The drop in the shares to a three-year low of 72 pence came as it released its first-half results, on the day travel stocks fell after the disappearance of an EgyptAir flight.
Despite shifting 1.2 million airline seats from the eastern to the western Mediterranean, the British travel operator said bookings were down by 5% and full-year profit would now be at the bottom end of market forecasts.
Chief executive Peter Fankhauser said Turkey, its second most popular destination last year, had not recovered as he had hoped after an attack on tourists in Istanbul in January.
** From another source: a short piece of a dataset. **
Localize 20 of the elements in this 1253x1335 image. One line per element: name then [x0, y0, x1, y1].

“This has had a particular impact on our German airlines business, which is the market leader into Turkey,” he said.
The last update from Thomas Cook in March, which sent its shares to a previous three-year low, came on the same day as explosions in Brussels.
Mr Fankhauser said holiday bookings in Belgium had come “to a standstill” as a result.
Thomas Cook shares have now slumped 40% since the start of the year.
Shares in its much bigger European rival, TUI, fell 2.5% yesterday. Its shares are down 17% this year.
TUI said last week it plans to sell a collection of adventure travel activities, tightening its focus on mass-market holidays to lift profitability.
Bookings at TUI were up 1%, with demand strong, it said.
Other travel shares also eased slightly yesterday, with IAG — the owner of British Airways, Aer Lingus, Iberia, and Vueling — down 1.7%. Experts said that inbound tourism to Ireland was unlikely to be affected.
“In the past, other big European city destinations had been affected by outrages in Paris and Brussels, but Ireland was not affected. We do not expect an effect on inbound tourism from the US,” said Conor McMahon of Travel Extra.
Tourism chiefs said that Ireland had benefited in the past because the island was seen as a safe destination.
Thomas Cook shifted airline seats from Turkey, Tunisia, and Egypt to the Canaries, Balearics, and mainland Spain where it had found extra hotel rooms, but it was not enough to compensate.
Holidaymakers could turn to Turkey at the last minute, Mr Fankhauser said.
“There is no late market in Spain, because Spain is filling up extremely fast, and then there may be a shift back into Turkey,” he said.
“We are suffering a bit more (than rivals) because we are much bigger (in Turkey) than other competitors,” Mr Fankhauser said.
“We are happy with the demand outside Turkey, we are up 6% if you take Turkey out,” he said.
Thomas Cook said operating profit for its year to end-March 2017 would be between £310m (€398m) to £335m. Analysts have forecast a range of £310m to £359m.
First half revenue grew slightly to £2.67bn, it said, and an underlying operating loss narrowed by 5% to £163m thanks to an improvement in margins.
It said it continued to expect to pay a dividend this year.